Why are these factors important? Well the higher your personal tax rate is the greater your tax savings will be on your RRSP contributions. So if you are in a high tax bracket, contributing to your RRSP may make more sense than paying down your mortgage. However, if interest rates are rather high, potentially higher than what you might return on your investments then paying down your mortgage first may make more sense. And visa versa, if the rate of return on your RRSP’s is consistently higher than your mortgage interest rate then investing in the RRSP is the better choice.
These are not the only factors to consider. A suitable decision can only be made after all your financial circumstances are known, such as
- How far off is your desired retirement date?
- How many years do you have left to save for retirement once your mortgage is fully paid down?

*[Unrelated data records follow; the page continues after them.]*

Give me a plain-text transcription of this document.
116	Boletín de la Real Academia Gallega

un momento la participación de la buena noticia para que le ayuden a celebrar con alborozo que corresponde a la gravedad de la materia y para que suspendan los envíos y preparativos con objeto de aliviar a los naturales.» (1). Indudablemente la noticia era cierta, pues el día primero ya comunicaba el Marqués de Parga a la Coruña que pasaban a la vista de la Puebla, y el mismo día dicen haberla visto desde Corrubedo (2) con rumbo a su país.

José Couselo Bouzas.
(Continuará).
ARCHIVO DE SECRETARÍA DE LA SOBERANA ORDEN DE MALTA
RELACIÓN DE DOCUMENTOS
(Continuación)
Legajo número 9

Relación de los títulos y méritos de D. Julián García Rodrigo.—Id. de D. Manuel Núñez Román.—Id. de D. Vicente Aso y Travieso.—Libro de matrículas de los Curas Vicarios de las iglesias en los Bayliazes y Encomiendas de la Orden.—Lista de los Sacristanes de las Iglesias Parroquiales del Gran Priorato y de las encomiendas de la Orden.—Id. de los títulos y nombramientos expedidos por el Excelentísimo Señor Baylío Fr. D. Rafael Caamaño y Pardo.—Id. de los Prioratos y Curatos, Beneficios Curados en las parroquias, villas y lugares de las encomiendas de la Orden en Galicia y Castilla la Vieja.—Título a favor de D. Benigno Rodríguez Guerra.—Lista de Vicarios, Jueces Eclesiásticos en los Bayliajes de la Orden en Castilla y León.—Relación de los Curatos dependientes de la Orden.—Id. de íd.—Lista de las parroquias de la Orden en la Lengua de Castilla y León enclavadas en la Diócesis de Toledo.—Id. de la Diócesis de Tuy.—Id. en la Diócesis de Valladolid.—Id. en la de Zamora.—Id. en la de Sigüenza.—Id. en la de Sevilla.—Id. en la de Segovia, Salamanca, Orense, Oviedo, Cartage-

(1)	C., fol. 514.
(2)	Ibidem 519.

- What will your current sources of retirement income be i.e. RRSP’s, company pension plan & Government pension plan?
- What is the type of lifestyle you want in retirement and what will it cost?
- How many years in retirement will you need to fund ie. 20 years, from age 65 to age 85?

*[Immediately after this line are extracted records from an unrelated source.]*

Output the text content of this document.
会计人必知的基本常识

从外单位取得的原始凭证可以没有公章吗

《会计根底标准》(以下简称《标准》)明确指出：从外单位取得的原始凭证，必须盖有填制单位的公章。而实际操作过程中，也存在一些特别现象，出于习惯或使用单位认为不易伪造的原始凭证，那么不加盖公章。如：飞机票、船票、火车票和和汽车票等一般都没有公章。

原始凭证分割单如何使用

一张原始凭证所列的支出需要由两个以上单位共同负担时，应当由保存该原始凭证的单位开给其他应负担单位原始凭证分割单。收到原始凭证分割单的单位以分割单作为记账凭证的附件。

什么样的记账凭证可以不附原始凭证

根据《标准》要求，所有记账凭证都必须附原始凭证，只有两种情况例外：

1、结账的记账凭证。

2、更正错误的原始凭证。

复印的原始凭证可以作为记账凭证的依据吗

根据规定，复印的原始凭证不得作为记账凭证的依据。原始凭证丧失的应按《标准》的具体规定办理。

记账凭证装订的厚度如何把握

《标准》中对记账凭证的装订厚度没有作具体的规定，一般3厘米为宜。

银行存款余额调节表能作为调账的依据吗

If you make paying down your mortgage your priority, you’ll save a lot of money in the long run on interest costs and be debt-free sooner. Unfortunately your retirement income may be at risk. However, if you decide to invest in your RRSP’s and forgo any additional payments to your mortgage, you will pay more in interest costs and be no closer to owning your home. You will however, have the benefit of tax-deferred, compound growth and the peace of mind that comes from knowing that you can live the lifestyle you desire in your retirement.
Tips to consider
- Contribute the most you can each year to your RRSP. Consider setting up an automatic monthly savings plan. The ‘pay yourself first’ method of investing will help ensure that you are consistent with your contributions to your RRSP plus you will get the benefit of dollar cost averaging. You can then use the tax rebate to either invest back into your RRSP or use it as a lump sum payment down your mortgage.
- Make sure that your mortgage amortization is no more than the numbers of years you have left until you retire. For example, if you plan on retiring at age 65 then you should ensure your last mortgage payments is made before this date. Ask your banker for help with this.
- Make bi-weekly mortgage payments instead of monthly payments. Using this strategy will cut years off your amortization as you are actually making an extra payment each year.
- If you take out an RRSP loan at prime or prime plus one, consider using your tax rebate to pay down higher rate loans. For example, if you take out a $10,000 RRSP loan at 4.5%, use the tax rebate to pay off your 18% visa bill. Then make your scheduled monthly regular payments to the RRSP loan.
Whether you decide to pay down your mortgage or invest in RRSPs, in the end both are good strategies that focus on paying yourself first. Although I usually advise clients to do both – contribute to your RRSP and pay down your mortgage (using your tax rebate). Start early and be consistent and you should have a mortgage free home and money in the bank by the time you hit retirement. With proper planning and determination you can achieve both.